1) Prélude de la nuit du sortilège pour orchestre, créé lors du festival Présence 1992 par l'Orchestre National de France sous la direction de David Robertson. Il s'agit d'un "flash-back" en accéléré, procédé analogue à celui qui consisterait à rembobiner rapidement un film ou un cd dans lequel on reconnaît fugitivement certains aspects de l'œuvre. Les matériaux proviennent de ceux symbolisant la vieillesse, puis en remontant le temps, aboutissent à ceux qui représentent l'enfance. La suite de l'œuvre effectue le trajet en sens inverse dans lequel les éléments de ce prélude réapparaissent sous formes de transitions qui seront absentes de l'opéra.

2) Éléments des scènes 5 et 6 qui closent l'acte I ou est évoquée l'enfance de Sorwell. Y sont présents les éléments de la scène du théâtre de marionnettes dans laquelle Sorwell enfant imagine un mise en scène Macbeth de Shakespeare, et ceux provenant de la mort de la mère (pseudo-marche funèbre et complainte). La voix de mezzo-soprano chante ici la partie qui est celui de l'enfant dans l'opéra.

3) Éléments des scène 2 et 3 de l'acte I, successivement, tournage, air de Sorwell et valse. Sorwell a 25 ans (âge de Welles lorsqu'il tourna Citizen Kane) et est un "wonderboy" du cinéma, dans la toute puissance de sa gloire. De nombreuses scènes chantées sont ici recomposées pour l'orchestre seul.

4) Introduction et première évocation de Sarah (ex-femme de Sorwell) (acte II - scène 1) : air pour mezzo-soprano et orchestre. Le second acte est exclusivement centré sur le personnage de Sarah qui évoque sa vie passée avec Sorwell. L'introduction présente une succession de phrases descendantes en de complexes superpositions métriques qui est la structure représentative de Sarah.

5) Recomposition de la scène du cabaret (acte II - scène 2 et 3) avec entrée mouvementée du public (les chœurs sont éliminés de cette version), scène de prestidigitation et air du producteur. Il s'agit ici d'une complète refonte de cette scène, de nombreux éléments ayant disparu : chœurs, trio de jazz, personnages divers et se trouvent réintégrés dans le corps de l'orchestre et parfois carrément supprimés. Le baryton-basse (tessiture de Sorwell) chante ici la partie du producteur, scène dans laquelle s'amorce le déclin de Sorwell, qui, abandonné par le cinéma, se produit comme magicien dans les cabarets.

6) Interlude sur la structure représentant la chute de Sorwell et seconde évocation de Sarah (acte II - scène 4) qui est en fait la suite de l'évocation précédente interrompue par les scènes 2 et 3.

7) Transition et opposition Sorwell/Sarah.
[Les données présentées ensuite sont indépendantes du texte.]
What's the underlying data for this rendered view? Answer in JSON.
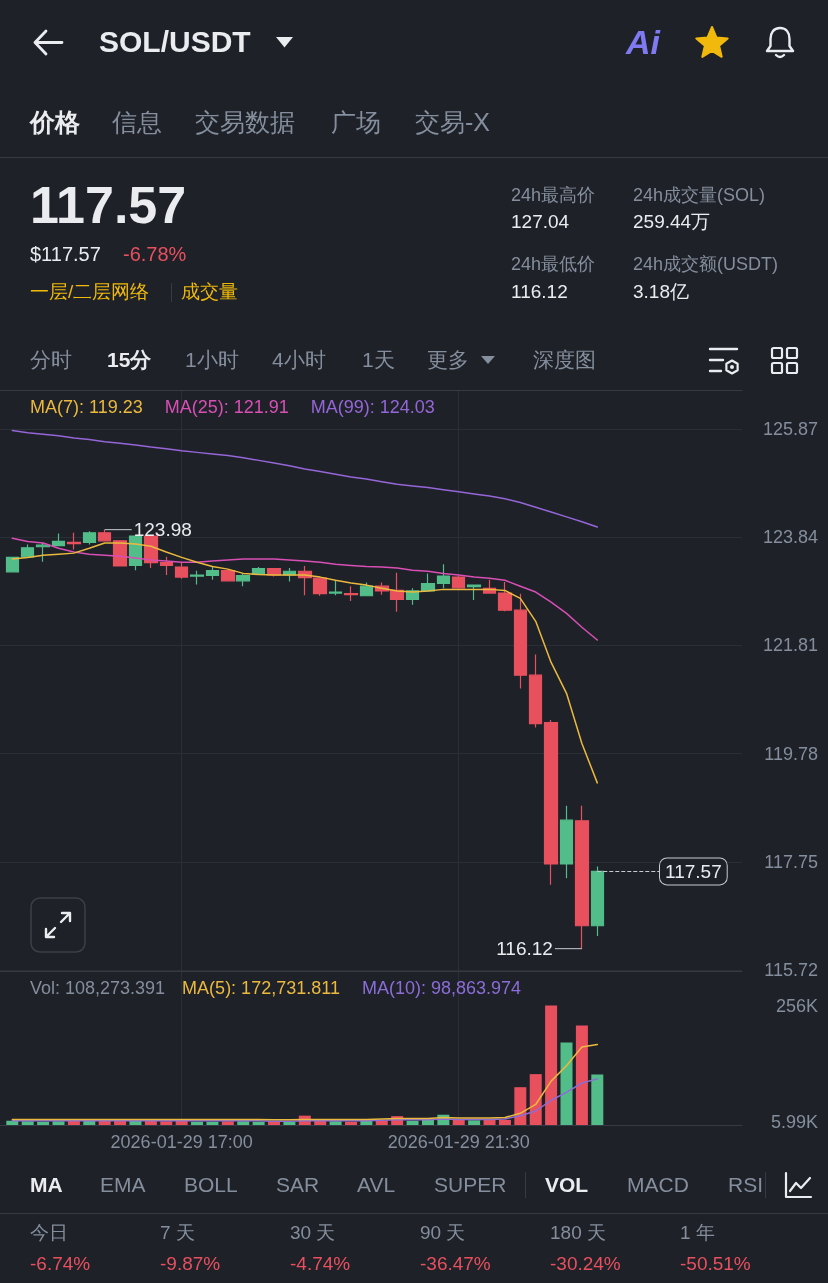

La querelle entre ces deux personnages intervient vers scène 5 du second acte et la tension ne fera que croître aboutissant à leur rupture à la fin de l'acte. Sarah reproche à Sorwell de s'engager dans une carrière politique et de délaisser son métier d'artiste. La fin de cette section est une recomposition orchestrale de la fin de cette scène dans laquelle deux action en deux lieux différents sont représentées de manière simultanée.

8) Méditations de Sorwell sur la solitude (acte II - fin de la scène 5): air pour baryton-basse et orchestre.

9) Rupture entre Sarah et Sorwell (acte II - scène 6). Cette scène, précédée d'un interlude qui montre Sarah attendant Sorwell pour lui signifier son désir de rompre avec lui, sera représentée deux fois dans l'opéra. Cette première représentation est censée être relatée par Sarah elle-même et est teintée, au-delà de la violence contenue, d'une certaine nostalgie. Une deuxième représentation interviendra dans le dernier acte, relatée par un autre personnage de façon plus brusque et condensée, apportant un nouvel éclairage sur cette situation.

10) Brève conclusion. reprenant les éléments du prélude.

Philippe Manoury, Paris, Octobre 1994.